Wednesday, January 27, 2010

Shades of Watergate

A band of Conservative bozos is validating Karl Marx's aphorism that history occurs twice--first as tragedy, then as farce--by staging a revival of Watergate at Sen. Mary Landrieu's office in New Orleans.

Like Nixon's crew, their apparent intent was "opposition research" by bugging the Senator's phones, but they got some of the details wrong.

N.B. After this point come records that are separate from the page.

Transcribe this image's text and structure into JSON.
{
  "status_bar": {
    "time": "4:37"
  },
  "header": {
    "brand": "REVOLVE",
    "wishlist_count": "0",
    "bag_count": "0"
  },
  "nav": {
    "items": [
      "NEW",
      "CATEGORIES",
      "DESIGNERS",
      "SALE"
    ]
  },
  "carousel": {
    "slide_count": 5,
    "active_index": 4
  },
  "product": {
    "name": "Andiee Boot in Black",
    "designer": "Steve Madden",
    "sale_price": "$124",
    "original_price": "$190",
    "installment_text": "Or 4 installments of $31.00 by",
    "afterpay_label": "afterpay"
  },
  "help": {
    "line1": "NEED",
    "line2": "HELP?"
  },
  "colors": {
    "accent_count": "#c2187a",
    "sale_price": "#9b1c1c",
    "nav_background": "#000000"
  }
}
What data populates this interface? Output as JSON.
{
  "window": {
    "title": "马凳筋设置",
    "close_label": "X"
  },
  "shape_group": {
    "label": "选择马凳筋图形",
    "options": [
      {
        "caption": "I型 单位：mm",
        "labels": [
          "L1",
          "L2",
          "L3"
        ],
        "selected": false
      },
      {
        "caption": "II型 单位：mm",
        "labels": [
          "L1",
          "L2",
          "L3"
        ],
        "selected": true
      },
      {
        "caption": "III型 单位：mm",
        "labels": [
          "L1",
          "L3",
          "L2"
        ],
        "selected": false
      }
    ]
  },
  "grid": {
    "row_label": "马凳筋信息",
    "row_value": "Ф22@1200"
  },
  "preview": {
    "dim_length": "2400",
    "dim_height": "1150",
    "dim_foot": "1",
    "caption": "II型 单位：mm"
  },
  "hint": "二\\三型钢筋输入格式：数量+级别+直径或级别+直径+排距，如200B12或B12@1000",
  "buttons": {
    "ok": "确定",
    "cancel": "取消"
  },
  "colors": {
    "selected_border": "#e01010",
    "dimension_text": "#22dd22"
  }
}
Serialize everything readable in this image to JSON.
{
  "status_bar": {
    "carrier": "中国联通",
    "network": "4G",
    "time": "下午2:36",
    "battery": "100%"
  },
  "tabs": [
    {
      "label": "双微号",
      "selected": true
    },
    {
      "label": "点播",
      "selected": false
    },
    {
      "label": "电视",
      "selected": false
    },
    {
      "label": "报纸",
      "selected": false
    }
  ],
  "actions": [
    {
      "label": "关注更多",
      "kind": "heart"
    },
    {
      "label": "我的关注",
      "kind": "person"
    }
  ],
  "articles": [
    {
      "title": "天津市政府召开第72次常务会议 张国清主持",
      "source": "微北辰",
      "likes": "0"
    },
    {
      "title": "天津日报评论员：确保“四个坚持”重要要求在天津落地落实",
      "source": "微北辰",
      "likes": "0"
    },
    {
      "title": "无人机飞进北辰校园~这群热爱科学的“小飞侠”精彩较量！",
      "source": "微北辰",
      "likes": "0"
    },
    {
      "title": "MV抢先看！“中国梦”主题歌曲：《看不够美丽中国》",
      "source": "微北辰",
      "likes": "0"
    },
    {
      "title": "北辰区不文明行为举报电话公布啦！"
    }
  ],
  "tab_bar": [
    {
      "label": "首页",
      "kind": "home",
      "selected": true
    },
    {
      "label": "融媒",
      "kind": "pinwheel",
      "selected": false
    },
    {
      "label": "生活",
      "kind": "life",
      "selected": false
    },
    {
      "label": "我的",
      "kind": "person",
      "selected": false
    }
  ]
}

Instead of a dead-of-night break-in, they showed up during working hours posing as telephone repair men. (Wrong movie: A ploy out of, not "All the President's Men," but Clint Eastwood's 1997 "Absolute Power").

From there, it was all downhill as James O'Keefe and his three helpers ended up in the slammer, charged with entering federal property under false pretenses with the intent of committing a felony, raising the stakes of their Watergate-like caper to a possible 10 years in prison and a fine of $250,000.

Last fall, O'Keefe and a female helper caused a brief stir in Congress over ACORN by posing as a pimp and prostitute to entrap community organizers into appearing to give them help and advice.

The furor faded with questions about editing of their sting tape, but O'Keefe has been out on college campuses, urging Young Conservatives to avoid complacency: "The more bold you are, the more opportunities will be open to you."

The possible motive for this new adventure may involve one of O'Keefe's helpers, the son of an acting US Attorney, for whom Sen. Landrieu proposed a replacement who was nominated last week by the President.

These 21st century activists should go back and study the history of their heroes. The Watergate dirty tricksters eventually were exposed and came to a bad end, as did the Great Unindicted Coconspirator himself.

There doesn't seem to be much political future in reincarnating Nixon's tragedy as Marx's farce.